Giocare, questa volta con l'immaginazione, è un atteggiamento a cui è portato anche lo spettatore che è stimolato più volte a completare ciò che accade nelle vicende narrate. Kitano, infatti, non è solito mostrarci i fatti in modo tale da permette un'unica interpretazione. Spesso ci mostra ciò che precede e ciò che segue un fatto nodale, attraverso delle ellissi temporali e spaziali (fuoricampo), minando la consueta logica di causa - effetto tipica della tradizione occidentale. In questo modo, dove ciò che veramente conta è l'"invisibile", lo spettatore è pienamente coinvolto. Può capitare che gli avvenimenti vengano mano a mano ricostruiti nel corso del film tramite l'uso di flashback e/o flashforward , come si può vedere, per esempio, in Hana-bi, dove il regista compie una sorta di percorso a ritroso nella narrazione. Così abbiamo uno svolgimento frammentario, uno stile narrativo che al racconto continuo preferisce un racconto spezzato e che procede a zigzag. Questa sorta di avanzare apparentemente senza meta è rafforzato dalla presenza abbastanza incisiva del tema del viaggio: momento disponibile agli incontri, alle pause, agli eventi imprevedibili… Lo sguardo meravigliato assunto dai personaggi e dal pubblico viene indotto anche dalle tipiche inquadrature in piano sequenza e in campo lungo che permettono una maggiore riflessione e un maggiore distacco dagli eventi che finiscono per piombarci addosso inaspettati quando irrompe la violenza e le inquadrature vengono risolte in pochi attimi. Ecco la dialettica di stasi - movimento: si confrontano scene rapidissime in cui si ha appena il tempo di rendersi conto di ciò che accade e scene dove i personaggi sono inquadrati a lungo in pose perfettamente immobili a creare veri e propri tableaux vivents, o ancora momenti in cui si percepisce un'innata e a tratti anormale tranquillità.

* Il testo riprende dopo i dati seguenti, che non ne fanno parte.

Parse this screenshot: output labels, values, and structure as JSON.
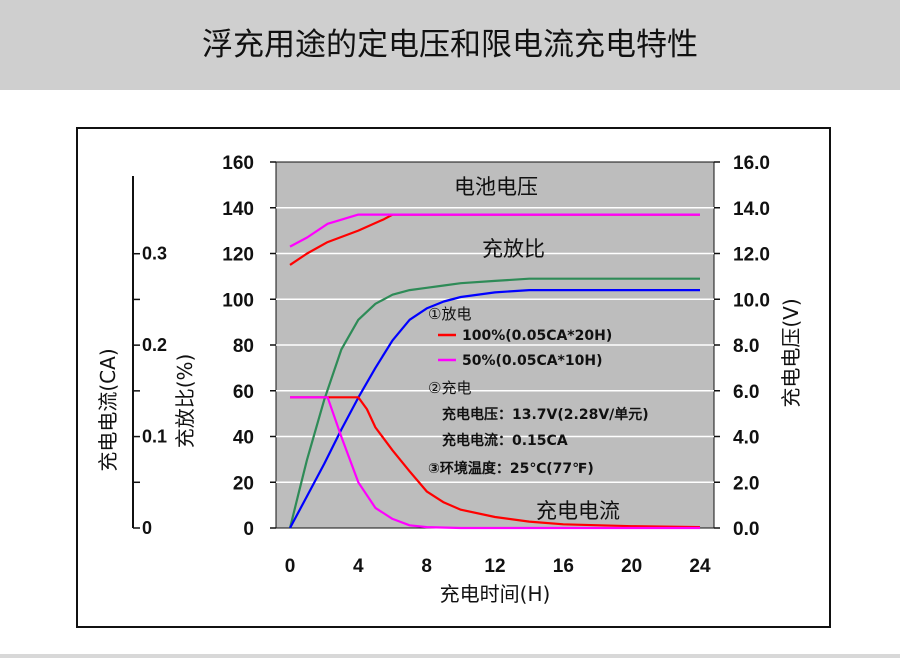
{
  "header": {
    "title": "浮充用途的定电压和限电流充电特性"
  },
  "chart_data": {
    "type": "line",
    "xlabel": "充电时间(H)",
    "xlim": [
      0,
      24
    ],
    "x_ticks": [
      "0",
      "4",
      "8",
      "12",
      "16",
      "20",
      "24"
    ],
    "y_left_label": "充放比(%)",
    "y_left_lim": [
      0,
      160
    ],
    "y_left_ticks": [
      "0",
      "20",
      "40",
      "60",
      "80",
      "100",
      "120",
      "140",
      "160"
    ],
    "y_current_label": "充电电流(CA)",
    "y_current_lim": [
      0,
      0.35
    ],
    "y_current_ticks": [
      "0",
      "0.1",
      "0.2",
      "0.3"
    ],
    "y_right_label": "充电电压(V)",
    "y_right_lim": [
      0,
      16
    ],
    "y_right_ticks": [
      "0.0",
      "2.0",
      "4.0",
      "6.0",
      "8.0",
      "10.0",
      "12.0",
      "14.0",
      "16.0"
    ],
    "grid": true,
    "annotations": {
      "battery_voltage": "电池电压",
      "charge_ratio": "充放比",
      "charge_current": "充电电流"
    },
    "legend": {
      "discharge_title": "①放电",
      "d100": "100%(0.05CA*20H)",
      "d50": "50%(0.05CA*10H)",
      "charge_title": "②充电",
      "charge_voltage": "充电电压：13.7V(2.28V/单元)",
      "charge_current": "充电电流：0.15CA",
      "ambient": "③环境温度：25℃(77℉)"
    },
    "series": [
      {
        "group": "voltage",
        "axis": "right",
        "color": "#ff0000",
        "x": [
          0,
          1,
          2.2,
          4,
          5.5,
          6,
          8,
          12,
          16,
          20,
          24
        ],
        "y": [
          11.5,
          12.0,
          12.5,
          13.0,
          13.5,
          13.7,
          13.7,
          13.7,
          13.7,
          13.7,
          13.7
        ]
      },
      {
        "group": "voltage",
        "axis": "right",
        "color": "#ff00ff",
        "x": [
          0,
          1,
          2.2,
          4,
          5,
          6,
          8,
          12,
          16,
          20,
          24
        ],
        "y": [
          12.3,
          12.7,
          13.3,
          13.7,
          13.7,
          13.7,
          13.7,
          13.7,
          13.7,
          13.7,
          13.7
        ]
      },
      {
        "group": "ratio",
        "axis": "left",
        "color": "#2e8b57",
        "x": [
          0,
          0.5,
          1,
          2,
          3,
          4,
          5,
          6,
          7,
          8,
          9,
          10,
          12,
          14,
          16,
          20,
          24
        ],
        "y": [
          0,
          15,
          30,
          56,
          78,
          91,
          98,
          102,
          104,
          105,
          106,
          107,
          108,
          109,
          109,
          109,
          109
        ]
      },
      {
        "group": "ratio",
        "axis": "left",
        "color": "#0000ff",
        "x": [
          0,
          1,
          2,
          3,
          4,
          5,
          6,
          7,
          8,
          9,
          10,
          12,
          14,
          16,
          20,
          24
        ],
        "y": [
          0,
          14,
          28,
          43,
          57,
          70,
          82,
          91,
          96,
          99,
          101,
          103,
          104,
          104,
          104,
          104
        ]
      },
      {
        "group": "current",
        "axis": "current",
        "color": "#ff0000",
        "x": [
          0,
          1,
          2,
          3,
          4,
          4.5,
          5,
          6,
          7,
          8,
          9,
          10,
          12,
          14,
          16,
          20,
          24
        ],
        "y": [
          0.143,
          0.143,
          0.143,
          0.143,
          0.143,
          0.13,
          0.11,
          0.085,
          0.062,
          0.04,
          0.028,
          0.02,
          0.012,
          0.007,
          0.004,
          0.002,
          0.001
        ]
      },
      {
        "group": "current",
        "axis": "current",
        "color": "#ff00ff",
        "x": [
          0,
          1,
          2,
          2.2,
          3,
          4,
          5,
          6,
          7,
          8,
          10,
          12,
          16,
          20,
          24
        ],
        "y": [
          0.143,
          0.143,
          0.143,
          0.143,
          0.1,
          0.05,
          0.022,
          0.01,
          0.003,
          0.001,
          0,
          0,
          0,
          0,
          0
        ]
      }
    ]
  }
}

A questo aspetto visivo si può collegare la predilezione per dialoghi estremamente ridotti all'osso se non addirittura assenti. In Hana-bi, per esempio, la protagonista femminile pronuncia due sole parole in tutto il film, che però senza dubbio, per la loro sapiente collocazione nell'epilogo della storia, sono molto efficaci, facendo assumere alla scena grande intensità e, se vogliamo, sintetizzando in modo magnifico il tema nichilista di tutto il film.
Magistralmente alternato ai momenti di tensione e di tristezza riscontriamo il tema della comicità: anch'essa crudele al pari della violenza e, come questa, risolta dal punto di vista stilistico. Sia l'una che l'altra colpiscono senza preavviso. Ed è in questo modo di "esplodere" all'improvviso che la comicità scatena il riso nello spettatore.
Non va inoltre dimenticata la predilezione data da Kitano allo sguardo dei personaggi spesso rivolto verso la spiaggia, il mare, il cielo, spazio dell'infinito e della trascendenza (solitamente l'inquadratura del cielo precede l'ingresso in scena di momenti legati alla morte).
Con questa maniera di procedere, Kitano Takeshi ha realizzato un suo personalissimo stile allo stesso tempo moderno e legato alla tradizione, ironico e nichilista, che sa essere crudo ma anche delicato, riuscendo a prendere le distanze dal cinema americano. In principio il suo cinema è stato definito "tarantiniano" anche se questo paragone si è rivelato ben presto completamente fuori luogo, considerando anche che Kitano era già attivo ben prima de Le iene e del fim-evento Pulp Fiction.